To save you the trouble of calculating it that’s about 1,600 calories per day. That’s divided among three small meals and two very small snacks per day, carefully timed about three hours apart.
Have you tried cutting out grains entirely? In my experience the ideal diet for managing mass and volume is to go japanese, i.e. rice, fish and vegetables.
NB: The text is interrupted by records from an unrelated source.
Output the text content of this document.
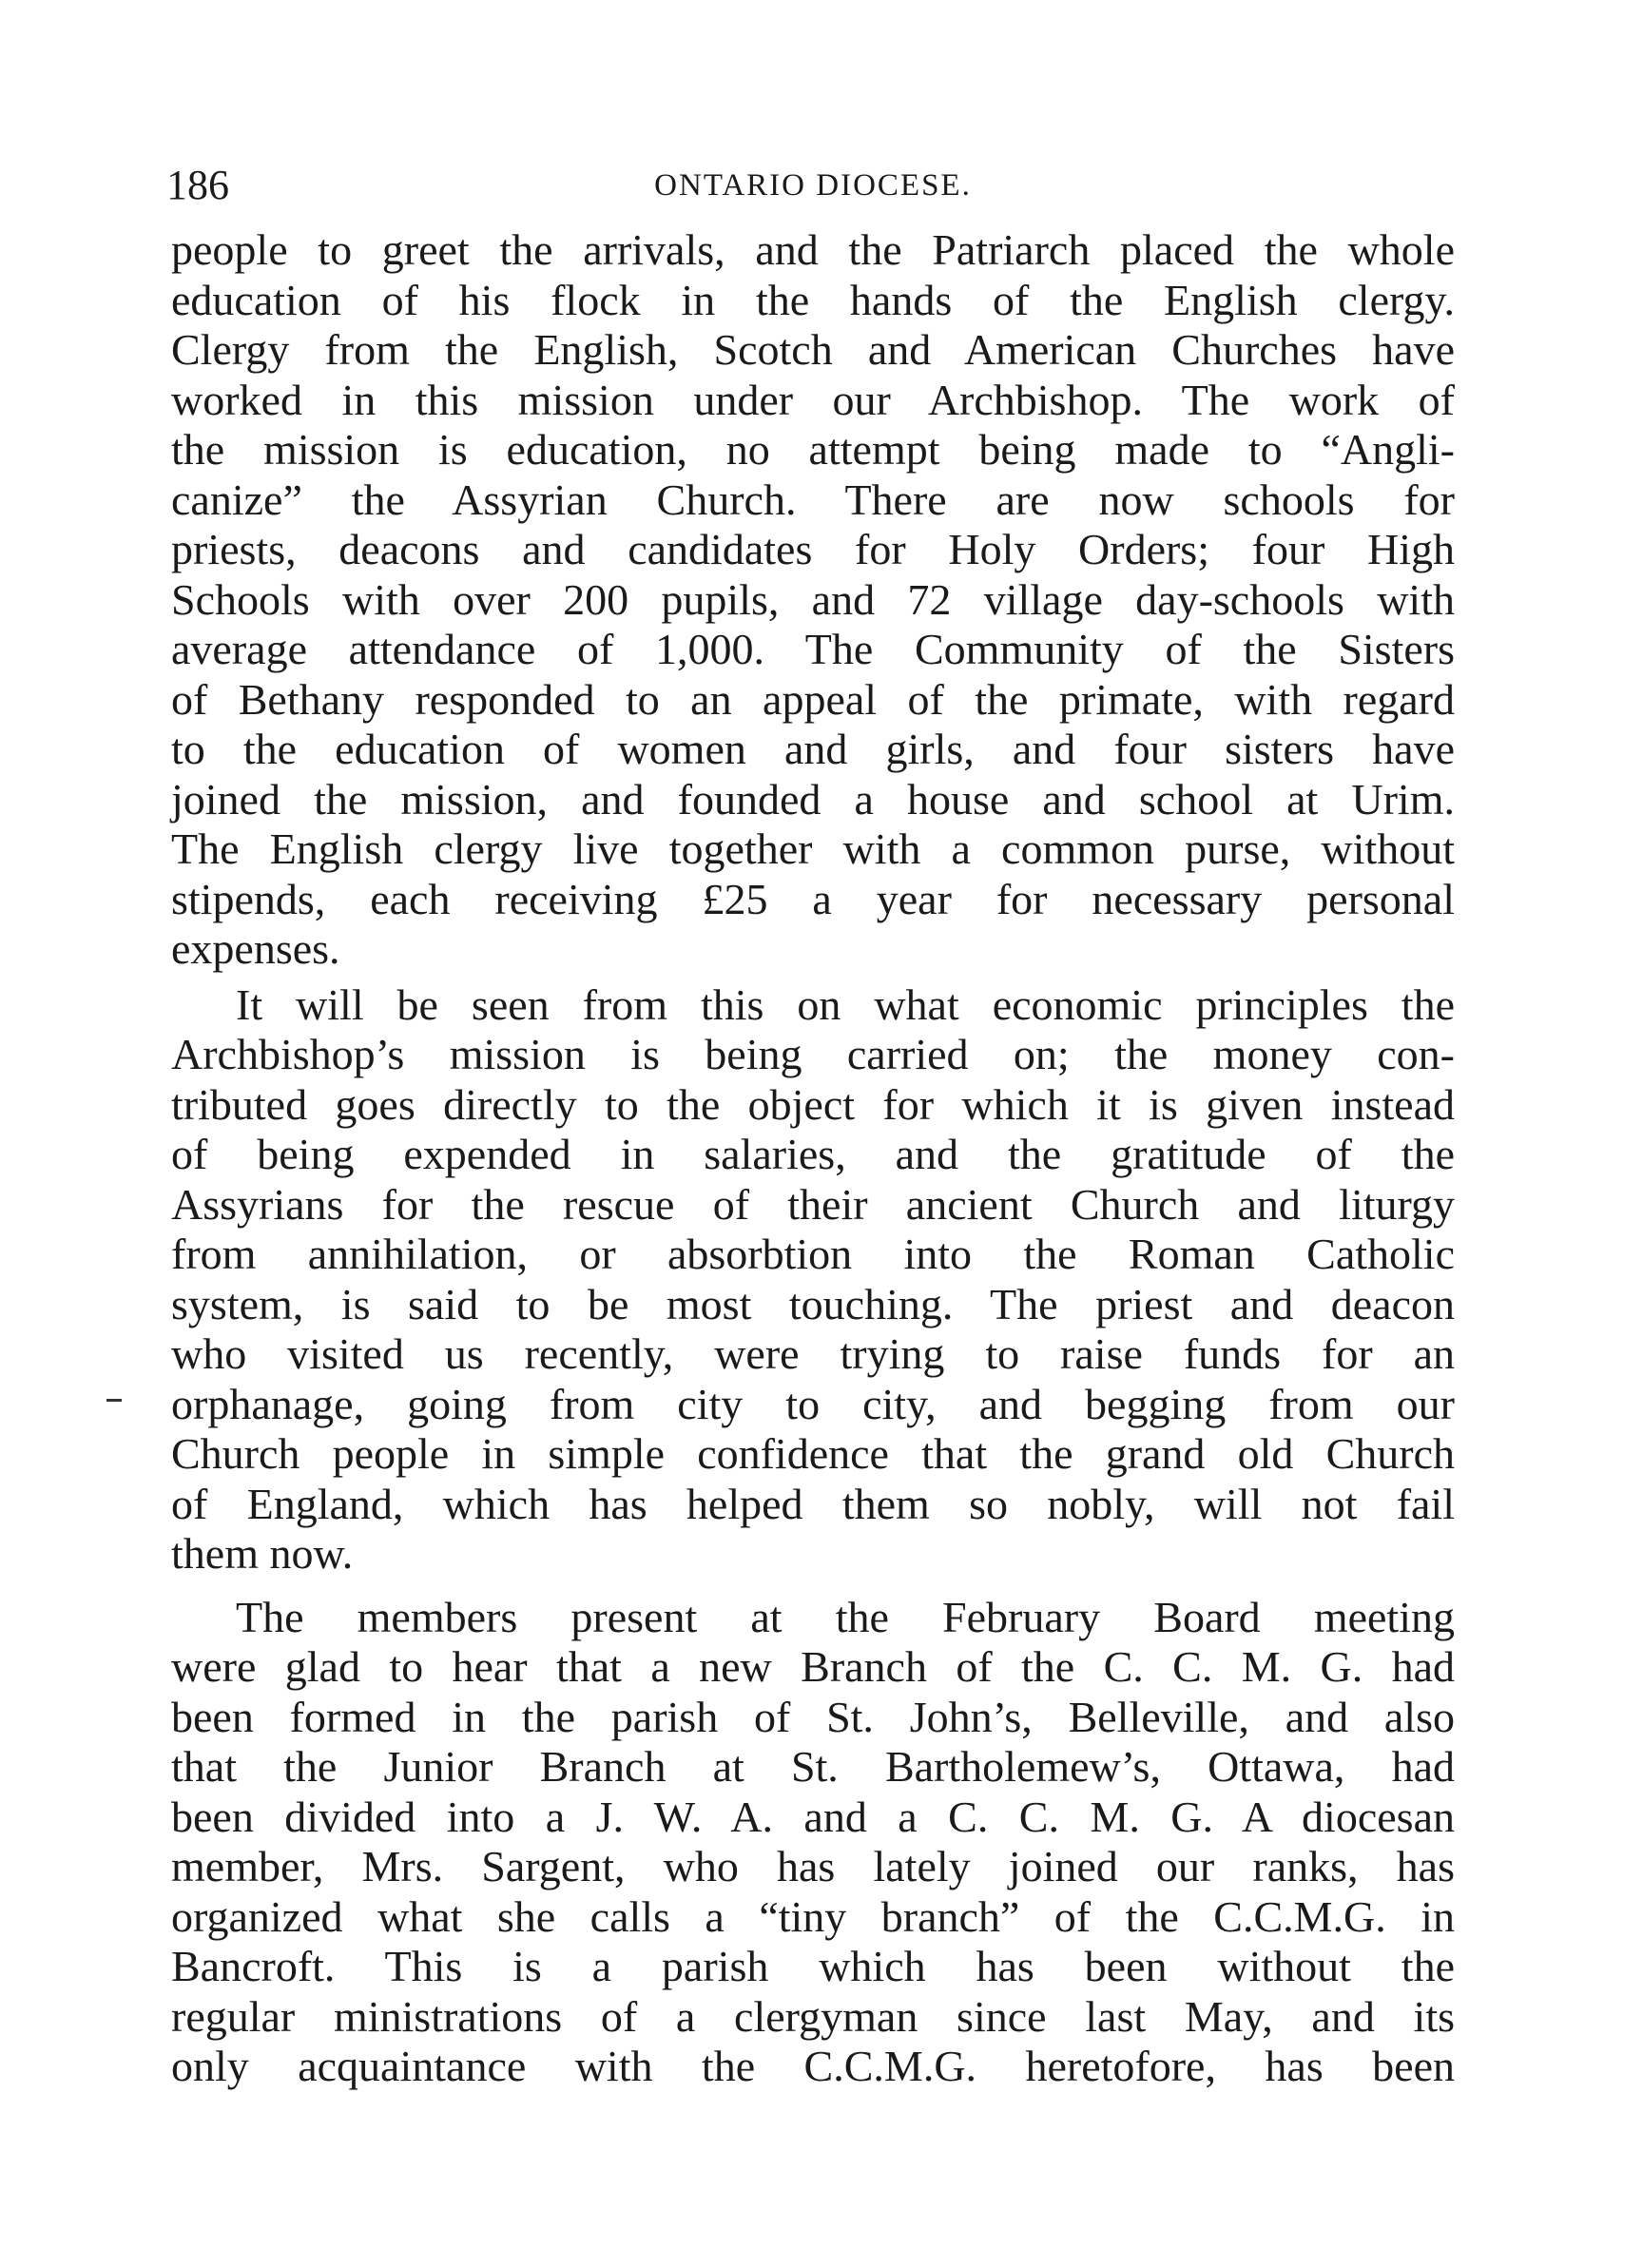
186	ONTARIO DIOCESE.
people to greet the arrivals, and the Patriarch placed the whole
education of his flock in the hands of the English clergy.
Clergy from the English, Scotch and American Churches have
worked in this mission under our Archbishop. The work of
the mission is education, no attempt being made to “Angli-
canize” the Assyrian Church. There are now schools for
priests, deacons and candidates for Holy Orders; four High
Schools with over 200 pupils, and 72 village day-schools with
average attendance of 1,000. The Community of the Sisters
of Bethany responded to an appeal of the primate, with regard
to the education of women and girls, and four sisters have
joined the mission, and founded a house and school at Urim.
The English clergy live together with a common purse, without
stipends, each receiving £25 a year for necessary personal
expenses.
It will be seen from this on what economic principles the
Archbishop’s mission is being carried on; the money con-
tributed goes directly to the object for which it is given instead
of being expended in salaries, and the gratitude of the
Assyrians for the rescue of their ancient Church and liturgy
from annihilation, or absorbtion into the Roman Catholic
system, is said to be most touching. The priest and deacon
who visited us recently, were trying to raise funds for an
orphanage, going from city to city, and begging from our
Church people in simple confidence that the grand old Church
of England, which has helped them so nobly, will not fail
them now.
The members present at the February Board meeting
were glad to hear that a new Branch of the C. C. M. G. had
been formed in the parish of St. John’s, Belleville, and also
that the Junior Branch at St. Bartholemew’s, Ottawa, had
been divided into a J. W. A. and a C. C. M. G. A diocesan
member, Mrs. Sargent, who has lately joined our ranks, has
organized what she calls a “tiny branch” of the C.C.M.G. in
Bancroft. This is a parish which has been without the
regular ministrations of a clergyman since last May, and its
only acquaintance with the C.C.M.G. heretofore, has been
I know some people who have had considerable success with that.
Yes. Nothing until I go below 800 calories per day which is not for me a livable lifestyle. I have little interest in a crash diet. I’m looking for a healthy way of eating.
I’m trying to get my head around your body description to understand where you want to get from where you are. I’m a 30 inch waist with a 38 inch chest, so those proportions are identical to yours and which women usually find pleasing. Is it possible you’re being overly critical of your appearance? The regimen you’ve adopted is not easy to maintain in a modern lifestyle, so your level of self-discipline seems admirable.
Let me put it this way. I had a 40 inch chest when I was 16 and I was pretty slender then. I’m, er, bigger now than I was back then (when dinosaurs ruled the earth). My minimum goal is to stay, essentially, where I am right now. So far that’s successful. My best case scenario is to lose two inches from jacket size and two inches from waist.
My lean body weight (I had it measured competently once) is around 175. I have no intention of trying to get there—it would be unhealthy. Getting within 30 or 40 pounds would be nice, though. As I said, I’m built on a different scale.
This may sound extreme, but have you tried swimming? Specifically, swimming daily in cold water? I can tell you from vast personal experience that operating in such an enviroment is the most efficient way of forcing your body to cannibalize fat, very quickly.